Earnings Consequences of the Clean Air Act

06/01/2014
Featured in print Digest

...a 10 percent decrease in TSPs in the year of birth is associated with a 1 percent increase in annual earnings at age 30.

The 1970 Clean Air Act Amendments (CAAA) in the United States limited the maximum allowable concentration of airborne total suspended particulates (TSP). As a result, the Environmental Protection Agency designated counties, or more specifically, air regions, as having "nonattainment" status under the new regulations if the monitored TSP concentrations exceeded the limit of 75 micrograms per cubic meter (µg/m3). Counties for which TSP levels were below the threshold were designated as "attainment" counties. Comparisons between attainment and nonattainment counties in the years after implementation of the regulation show a reduction in nonattainment counties' ambient TSP levels of about 10 percent.

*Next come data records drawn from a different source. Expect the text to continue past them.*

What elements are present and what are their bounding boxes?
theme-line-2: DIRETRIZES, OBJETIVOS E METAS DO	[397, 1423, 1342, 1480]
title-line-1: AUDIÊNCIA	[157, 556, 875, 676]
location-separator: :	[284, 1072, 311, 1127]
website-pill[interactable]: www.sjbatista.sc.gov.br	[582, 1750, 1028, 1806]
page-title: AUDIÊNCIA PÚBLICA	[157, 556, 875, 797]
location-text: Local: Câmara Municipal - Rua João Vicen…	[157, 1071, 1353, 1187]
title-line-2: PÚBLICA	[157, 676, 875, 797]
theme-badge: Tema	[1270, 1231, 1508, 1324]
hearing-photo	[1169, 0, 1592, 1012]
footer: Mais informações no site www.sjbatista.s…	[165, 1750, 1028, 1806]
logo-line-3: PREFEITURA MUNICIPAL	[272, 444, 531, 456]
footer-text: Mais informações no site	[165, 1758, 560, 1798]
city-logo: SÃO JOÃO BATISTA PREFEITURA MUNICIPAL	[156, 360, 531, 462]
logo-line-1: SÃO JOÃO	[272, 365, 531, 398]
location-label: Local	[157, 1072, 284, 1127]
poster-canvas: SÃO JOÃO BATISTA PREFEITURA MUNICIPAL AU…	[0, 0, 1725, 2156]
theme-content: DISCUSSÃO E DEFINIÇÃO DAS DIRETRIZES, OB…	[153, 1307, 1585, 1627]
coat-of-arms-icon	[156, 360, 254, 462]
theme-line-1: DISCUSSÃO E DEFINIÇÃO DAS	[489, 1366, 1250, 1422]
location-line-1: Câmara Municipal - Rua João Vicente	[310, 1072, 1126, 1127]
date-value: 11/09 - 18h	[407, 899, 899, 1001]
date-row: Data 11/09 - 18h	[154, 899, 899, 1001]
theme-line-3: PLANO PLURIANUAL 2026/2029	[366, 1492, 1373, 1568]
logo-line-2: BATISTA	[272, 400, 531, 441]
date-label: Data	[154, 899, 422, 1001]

In Every Breath You Take - Every Dollar You'll Make: The Long-Term Consequences of the Clean Air Act of 1970 (NBER Working Paper No. 19858), Adam Isen, Maya Rossin-Slater, and W. Reed Walker exploit this regulatory variation in TSP levels over time and across counties to examine whether differences in exposure to TSPs at birth are correlated with long-run human capital measures at age 30. The authors link county of birth to administrative earnings records for residents of 24 states and conclude that a 10 percent decrease in TSPs in the year of birth is associated with a 1 percent increase in annual earnings at age 30. This translates to about $260 per year in 2008 dollars. Most of the difference in earnings capacity results from differences in the number of quarters worked rather than from differences in full-time wages. In 1972, there were about 1.5 million births in nonattainment counties, implying a cumulative earnings increase of about $6.5 billion annually per cohort. Assuming these effects are persistent over the lifetime earnings profile, the authors calculate that improved early-life air quality is correlated with total lifetime earnings gains of $4,300 per individual.

The authors use administrative earnings records from the Census Bureau's Longitudinal Employer-Household Dynamics file to link city and state of birth with later life earnings measures. The authors combine the administrative records with data from the Bureau of Economic Analysis's Regional Economic Information System and the National Center for Health Statistics to control for observable, time-varying determinants of later life outcomes that may be correlated with pollution in the year of birth. They find no evidence that family and child characteristics are differentially changing across counties in a manner correlated with the policy implementation.